El segundo curso básico lo llevé en la sección A, que era la primera clase en el segundo piso del edificio de Secundaria y que daba al pasillo descubierto que comunicaba a nuestro edificio con el de la primaria, dirigida en aquellos tiempos por el padre Ginesta, un apasionado de los acuarios, según recuerdo.
Era costumbre entonces; y lo fue hasta que nos graduamos, que luego del segundo período de clases y antes del primer recreo, tuviéramos la opción de acudir a la Santa Misa o, si el caso lo ameritaba, fuéramos llevados al salón de Estudio, en donde, se suponía, daríamos un repaso a las lecciones de ese día, pero que, la mayoría, utilizaba para ir a terminar las tareas, que por holgazanes, habíamos dejado de lado el día anterior. Esto hizo que con el tiempo, se nos prohibiera escribir durante ese período.
La misa era aprovechada, debo admitirlo, no para satisfacer nuestros deseos sublimes del contacto con la divinidad, sino para echar un pestañazo y recuperarnos un poco de la levantada de madrugada.
Para el observador desde el altar hubiese parecido curioso notar que la mayoría de asistentes a los santos oficios, permanecían inalterables, con los ojos cerrados la mayor parte la misa, muy a pesar del entusiasmo que Amílcar Segovia, condiscípulo nuestro, ponía en el órgano y a las desafinadas que daba el padre Escamilla cantando.
Recuerdo ese segundo año quizás como el año del despertar, jamás del resurgir de las cenizas, pues todavía no fumaba; y la timidez y el ser corto de carácter, atributos que me identificaron durante mi primer año, se quedaron guardados para siempre en el recuerdo de las vacaciones de fin de año.

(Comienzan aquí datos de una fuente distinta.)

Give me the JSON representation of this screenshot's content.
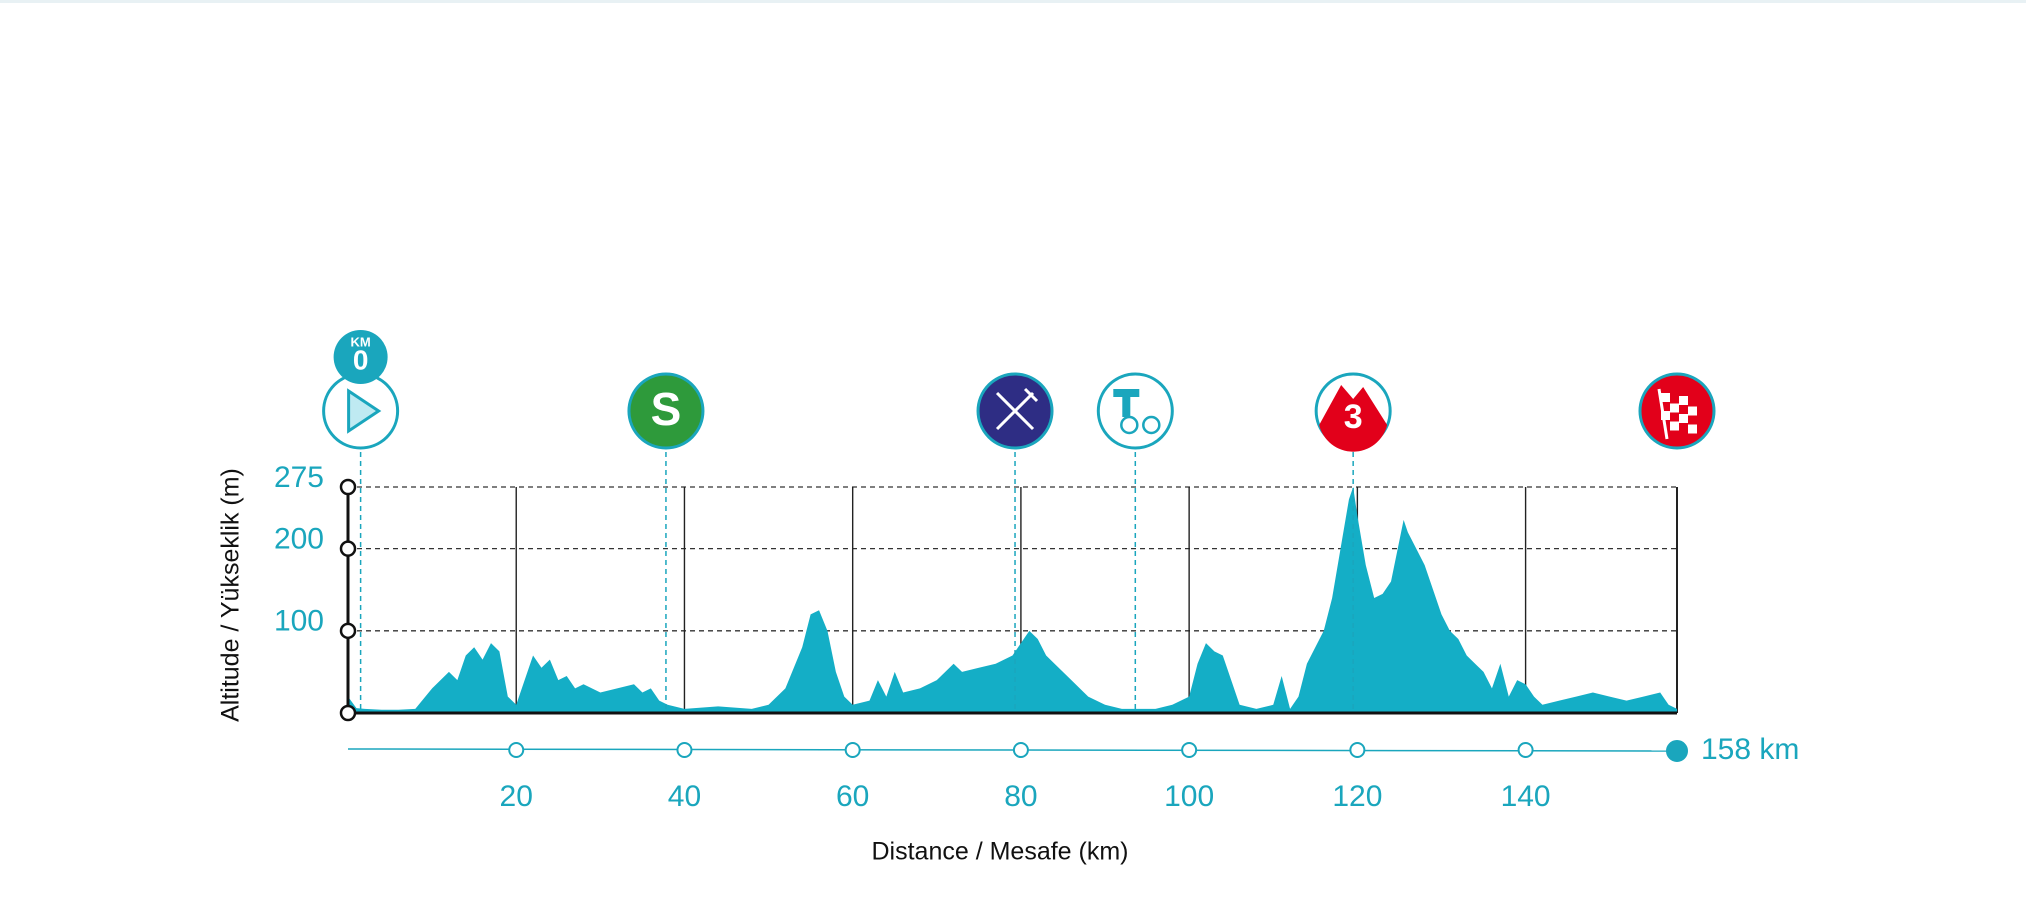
{
  "chart_data": {
    "type": "area",
    "y_label": "Altitude / Yükseklik (m)",
    "x_label": "Distance / Mesafe  (km)",
    "color": "#14aec6",
    "xlim": [
      0,
      158
    ],
    "ylim": [
      0,
      275
    ],
    "xticks": [
      20,
      40,
      60,
      80,
      100,
      120,
      140,
      {
        "value": 158,
        "label": "158 km"
      }
    ],
    "yticks": [
      100,
      200,
      275
    ],
    "grid": true,
    "x": [
      0,
      1,
      2,
      4,
      6,
      8,
      10,
      12,
      13,
      14,
      15,
      16,
      17,
      18,
      19,
      20,
      21,
      22,
      23,
      24,
      25,
      26,
      27,
      28,
      30,
      32,
      34,
      35,
      36,
      37,
      38,
      40,
      44,
      48,
      50,
      52,
      54,
      55,
      56,
      57,
      58,
      59,
      60,
      62,
      63,
      64,
      65,
      66,
      68,
      70,
      72,
      73,
      75,
      77,
      79,
      80,
      81,
      82,
      83,
      84,
      86,
      88,
      90,
      92,
      94,
      96,
      98,
      100,
      101,
      102,
      103,
      104,
      105,
      106,
      108,
      110,
      111,
      112,
      113,
      114,
      116,
      117,
      118,
      119,
      119.5,
      120,
      121,
      122,
      123,
      124,
      125,
      125.5,
      126,
      127,
      128,
      129,
      130,
      131,
      132,
      133,
      134,
      135,
      136,
      137,
      138,
      139,
      140,
      141,
      142,
      144,
      146,
      148,
      150,
      152,
      154,
      156,
      157,
      158
    ],
    "values": [
      20,
      6,
      5,
      4,
      4,
      5,
      30,
      50,
      40,
      70,
      80,
      65,
      85,
      75,
      20,
      10,
      40,
      70,
      55,
      65,
      40,
      45,
      30,
      35,
      25,
      30,
      35,
      25,
      30,
      15,
      10,
      5,
      8,
      5,
      10,
      30,
      80,
      120,
      125,
      100,
      50,
      20,
      10,
      15,
      40,
      20,
      50,
      25,
      30,
      40,
      60,
      50,
      55,
      60,
      70,
      85,
      100,
      90,
      70,
      60,
      40,
      20,
      10,
      5,
      5,
      5,
      10,
      20,
      60,
      85,
      75,
      70,
      40,
      10,
      5,
      10,
      45,
      5,
      20,
      60,
      100,
      140,
      200,
      260,
      275,
      240,
      180,
      140,
      145,
      160,
      210,
      235,
      220,
      200,
      180,
      150,
      120,
      100,
      90,
      70,
      60,
      50,
      30,
      60,
      20,
      40,
      35,
      20,
      10,
      15,
      20,
      25,
      20,
      15,
      20,
      25,
      10,
      5
    ],
    "markers": [
      {
        "km": 1.5,
        "icon": "start",
        "top": "KM",
        "label": "0"
      },
      {
        "km": 37.8,
        "icon": "sprint",
        "label": "S"
      },
      {
        "km": 79.3,
        "icon": "feed"
      },
      {
        "km": 93.6,
        "icon": "tech"
      },
      {
        "km": 119.5,
        "icon": "climb",
        "label": "3"
      },
      {
        "km": 158,
        "icon": "finish"
      }
    ]
  }
}
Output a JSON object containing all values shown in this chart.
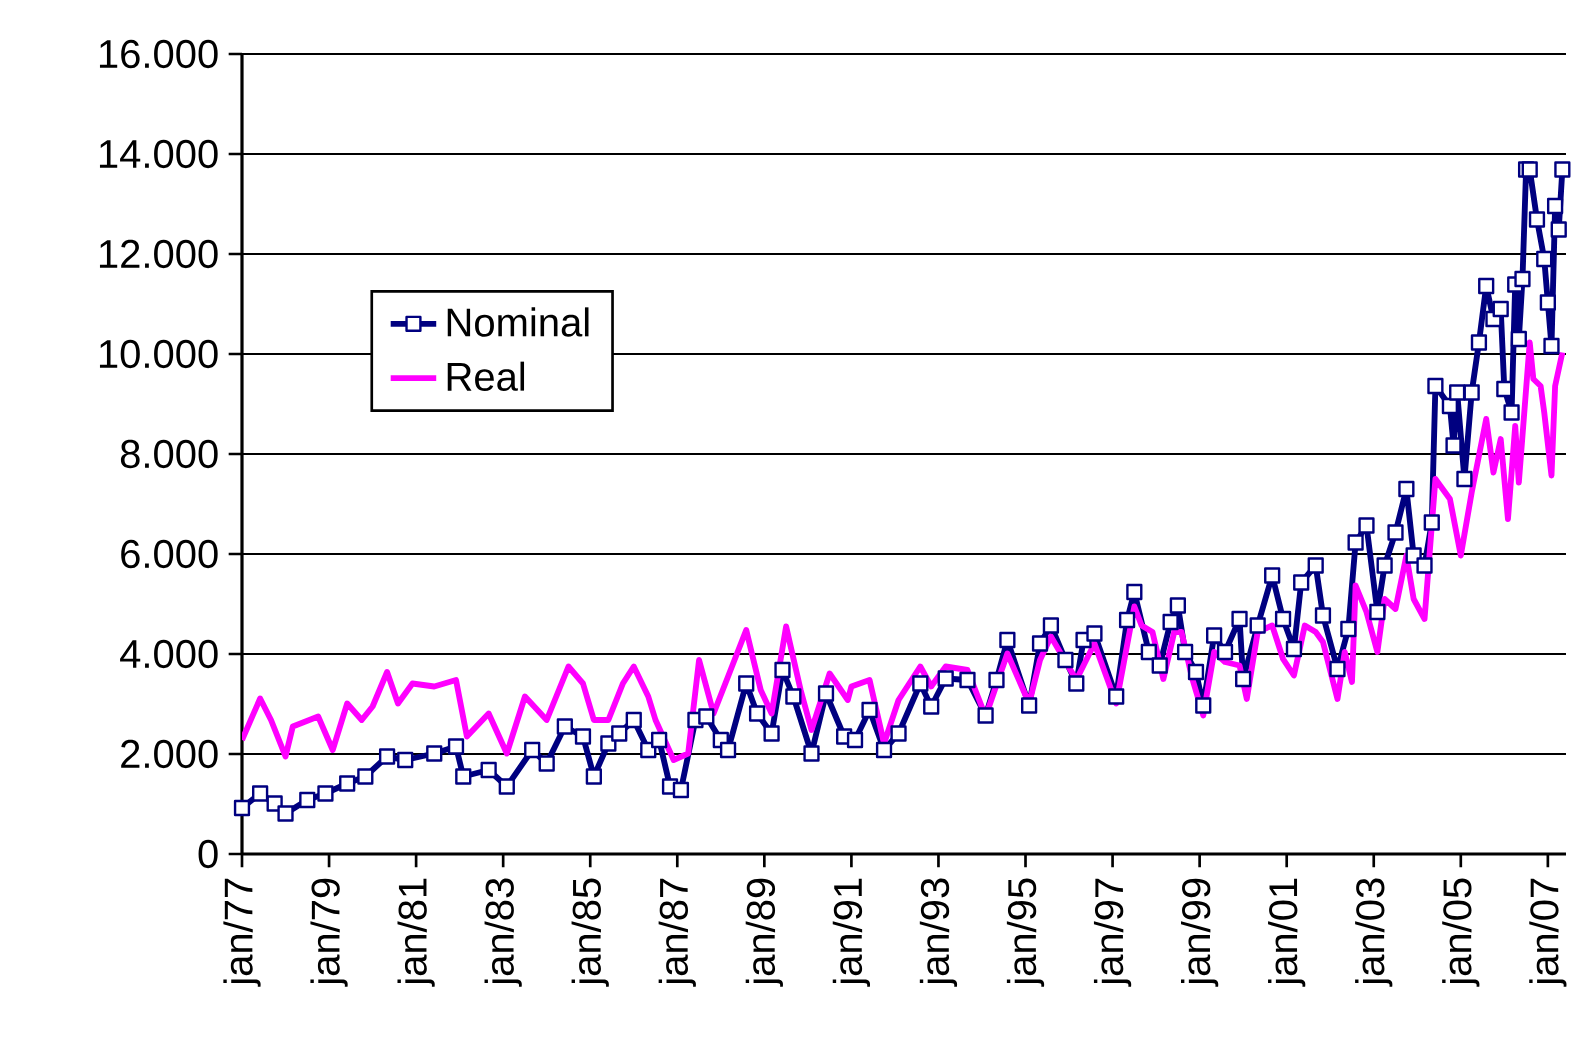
{
  "chart_data": {
    "type": "line",
    "xlim": [
      "1977-01",
      "2007-06"
    ],
    "xticks": [
      {
        "value": "1977-01",
        "label": "jan/77"
      },
      {
        "value": "1979-01",
        "label": "jan/79"
      },
      {
        "value": "1981-01",
        "label": "jan/81"
      },
      {
        "value": "1983-01",
        "label": "jan/83"
      },
      {
        "value": "1985-01",
        "label": "jan/85"
      },
      {
        "value": "1987-01",
        "label": "jan/87"
      },
      {
        "value": "1989-01",
        "label": "jan/89"
      },
      {
        "value": "1991-01",
        "label": "jan/91"
      },
      {
        "value": "1993-01",
        "label": "jan/93"
      },
      {
        "value": "1995-01",
        "label": "jan/95"
      },
      {
        "value": "1997-01",
        "label": "jan/97"
      },
      {
        "value": "1999-01",
        "label": "jan/99"
      },
      {
        "value": "2001-01",
        "label": "jan/01"
      },
      {
        "value": "2003-01",
        "label": "jan/03"
      },
      {
        "value": "2005-01",
        "label": "jan/05"
      },
      {
        "value": "2007-01",
        "label": "jan/07"
      }
    ],
    "ylim": [
      0,
      16000
    ],
    "yticks": [
      0,
      {
        "value": 2000,
        "label": "2.000"
      },
      {
        "value": 4000,
        "label": "4.000"
      },
      {
        "value": 6000,
        "label": "6.000"
      },
      {
        "value": 8000,
        "label": "8.000"
      },
      {
        "value": 10000,
        "label": "10.000"
      },
      {
        "value": 12000,
        "label": "12.000"
      },
      {
        "value": 14000,
        "label": "14.000"
      },
      {
        "value": 16000,
        "label": "16.000"
      }
    ],
    "grid": "y",
    "legend": "top left",
    "series": [
      {
        "name": "Nominal",
        "color": "#000080",
        "marker": "square",
        "x": [
          "1977-01",
          "1977-06",
          "1977-10",
          "1978-01",
          "1978-07",
          "1978-12",
          "1979-06",
          "1979-11",
          "1980-05",
          "1980-10",
          "1981-06",
          "1981-12",
          "1982-02",
          "1982-09",
          "1983-02",
          "1983-09",
          "1984-01",
          "1984-06",
          "1984-11",
          "1985-02",
          "1985-06",
          "1985-09",
          "1986-01",
          "1986-05",
          "1986-08",
          "1986-11",
          "1987-02",
          "1987-06",
          "1987-09",
          "1988-01",
          "1988-03",
          "1988-08",
          "1988-11",
          "1989-03",
          "1989-06",
          "1989-09",
          "1990-02",
          "1990-06",
          "1990-11",
          "1991-02",
          "1991-06",
          "1991-10",
          "1992-02",
          "1992-08",
          "1992-11",
          "1993-03",
          "1993-09",
          "1994-02",
          "1994-05",
          "1994-08",
          "1995-02",
          "1995-05",
          "1995-08",
          "1995-12",
          "1996-03",
          "1996-05",
          "1996-08",
          "1997-02",
          "1997-05",
          "1997-07",
          "1997-11",
          "1998-02",
          "1998-05",
          "1998-07",
          "1998-09",
          "1998-12",
          "1999-02",
          "1999-05",
          "1999-08",
          "1999-12",
          "2000-01",
          "2000-05",
          "2000-09",
          "2000-12",
          "2001-03",
          "2001-05",
          "2001-09",
          "2001-11",
          "2002-03",
          "2002-06",
          "2002-08",
          "2002-11",
          "2003-02",
          "2003-04",
          "2003-07",
          "2003-10",
          "2003-12",
          "2004-03",
          "2004-05",
          "2004-06",
          "2004-10",
          "2004-11",
          "2004-12",
          "2005-02",
          "2005-04",
          "2005-06",
          "2005-08",
          "2005-10",
          "2005-12",
          "2006-01",
          "2006-03",
          "2006-04",
          "2006-05",
          "2006-06",
          "2006-07",
          "2006-08",
          "2006-10",
          "2006-12",
          "2007-01",
          "2007-02",
          "2007-03",
          "2007-04",
          "2007-05"
        ],
        "values": [
          920,
          1210,
          1010,
          810,
          1080,
          1210,
          1410,
          1550,
          1950,
          1880,
          2010,
          2150,
          1550,
          1680,
          1350,
          2080,
          1810,
          2550,
          2350,
          1550,
          2210,
          2410,
          2680,
          2080,
          2280,
          1350,
          1280,
          2680,
          2750,
          2280,
          2080,
          3410,
          2810,
          2410,
          3680,
          3150,
          2010,
          3210,
          2350,
          2280,
          2880,
          2080,
          2410,
          3410,
          2950,
          3510,
          3480,
          2770,
          3480,
          4280,
          2970,
          4210,
          4570,
          3880,
          3410,
          4280,
          4410,
          3150,
          4680,
          5240,
          4040,
          3770,
          4640,
          4970,
          4040,
          3640,
          2970,
          4370,
          4040,
          4700,
          3500,
          4570,
          5570,
          4700,
          4100,
          5430,
          5770,
          4770,
          3700,
          4500,
          6230,
          6570,
          4840,
          5770,
          6430,
          7300,
          5970,
          5770,
          6630,
          9360,
          8960,
          8170,
          9230,
          7500,
          9230,
          10230,
          11360,
          10700,
          10900,
          9300,
          8830,
          11390,
          10300,
          11500,
          13690,
          13690,
          12690,
          11900,
          11030,
          10160,
          12960,
          12490,
          13690
        ]
      },
      {
        "name": "Real",
        "color": "#ff00ff",
        "marker": "none",
        "x": [
          "1977-01",
          "1977-06",
          "1977-09",
          "1978-01",
          "1978-03",
          "1978-10",
          "1979-02",
          "1979-06",
          "1979-10",
          "1980-01",
          "1980-05",
          "1980-08",
          "1980-12",
          "1981-06",
          "1981-12",
          "1982-03",
          "1982-09",
          "1983-02",
          "1983-07",
          "1984-01",
          "1984-07",
          "1984-11",
          "1985-02",
          "1985-06",
          "1985-10",
          "1986-01",
          "1986-05",
          "1986-07",
          "1986-12",
          "1987-04",
          "1987-07",
          "1987-11",
          "1988-03",
          "1988-08",
          "1988-12",
          "1989-03",
          "1989-07",
          "1989-11",
          "1990-02",
          "1990-07",
          "1990-12",
          "1991-01",
          "1991-06",
          "1991-10",
          "1992-02",
          "1992-08",
          "1992-11",
          "1993-03",
          "1993-09",
          "1994-02",
          "1994-08",
          "1995-02",
          "1995-05",
          "1995-08",
          "1996-03",
          "1996-08",
          "1997-02",
          "1997-07",
          "1997-09",
          "1997-12",
          "1998-03",
          "1998-06",
          "1998-08",
          "1998-11",
          "1999-02",
          "1999-05",
          "1999-08",
          "1999-12",
          "2000-02",
          "2000-05",
          "2000-09",
          "2000-12",
          "2001-03",
          "2001-06",
          "2001-09",
          "2001-11",
          "2002-03",
          "2002-05",
          "2002-07",
          "2002-08",
          "2002-11",
          "2003-02",
          "2003-04",
          "2003-07",
          "2003-10",
          "2003-12",
          "2004-03",
          "2004-05",
          "2004-06",
          "2004-10",
          "2005-01",
          "2005-04",
          "2005-08",
          "2005-10",
          "2005-12",
          "2006-02",
          "2006-04",
          "2006-05",
          "2006-08",
          "2006-09",
          "2006-11",
          "2006-12",
          "2007-02",
          "2007-03",
          "2007-05"
        ],
        "values": [
          2280,
          3110,
          2680,
          1950,
          2550,
          2750,
          2080,
          3010,
          2680,
          2950,
          3640,
          3010,
          3410,
          3350,
          3480,
          2350,
          2810,
          2010,
          3150,
          2680,
          3750,
          3410,
          2680,
          2680,
          3410,
          3750,
          3150,
          2680,
          1880,
          2010,
          3880,
          2810,
          3550,
          4480,
          3280,
          2810,
          4550,
          3280,
          2480,
          3610,
          3080,
          3350,
          3480,
          2210,
          3080,
          3750,
          3350,
          3750,
          3680,
          2750,
          4010,
          3010,
          3880,
          4350,
          3480,
          4210,
          3010,
          4950,
          4570,
          4440,
          3500,
          4440,
          4440,
          3500,
          2770,
          4040,
          3840,
          3770,
          3100,
          4440,
          4570,
          3900,
          3570,
          4570,
          4440,
          4240,
          3100,
          4040,
          3440,
          5370,
          4840,
          4040,
          5100,
          4900,
          5970,
          5100,
          4700,
          6570,
          7500,
          7100,
          5970,
          7230,
          8700,
          7630,
          8300,
          6700,
          8560,
          7430,
          10230,
          9500,
          9360,
          8830,
          7570,
          9360,
          10030
        ]
      }
    ]
  }
}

A partir del primer día de clases me convertí en un dolor de cabeza para el profesor Soler, quien trató infructuosamente de enmendarme en los restantes tres años de mi carrera, para el padre Hugo Estrada, que me tenía en la subdirección más veces de las que él deseaba y en el objetivo favorito del chicote plástico del padre Rossoni quien, sospecho, lo utilizaba con cierto placer sobre mis adoloridas piernas.
Fue así como aprendí a quitar las paletas de las ventanas laterales cercanas al púlpito para saltar hacia el pasillo, de igual manera me volví un experto en desmontar el vidrio de la puerta trasera de nuestra clase y así poder evadirme de las clases, ya fuera escapando por el campo rojo, escalar el muro y saltar hacia un callejón que desembocaba en la avenida Santa Cecilia, frente al colegio Jardín de las Rosas, que existía por ese tiempo en la esquina de dicho callejón. O, utilizando el soborno, escapar por la puerta que se ubicaba en la entrada lateral del colegio, pasando por Administración y el salón de teatro.
Muy a pesar de la dirección del colegio, aunque en adelante no fui un alumno sobresaliente, como Gaitán Marín, tampoco se me podía reprochar nada respecto a mis calificaciones, las cuales mantenía y mantuve hasta los últimos días bastante aceptables.
Los recuerdos se niegan a morir: Tercero C, Cuarto A, Quinto B, clave 43, clave 44, clave 45, parecieran ser sólo números y letras, pero encierran en ellos mismos el calor de la juventud bien vivida.
Ellos dibujan en el lienzo blanco de mi mente la leche chocolatada y el pan de yemas, desayuno mágico en una fría mañana, las filas para entrar a clases luego que Estrada Torcelli, con su proverbial estatura hiciera sonar la campana que acababa con el jolgorio de una chamusca en el campo de cemento, delicioso momento en que podíamos fabolear a los padres y catedráticos que se animaban a compartir con nosotros, o los veintiunos en las canastas solitarias que rodeaban aquel inmenso patio, donde, al final, siempre parábamos tomando una bola que no era la nuestra…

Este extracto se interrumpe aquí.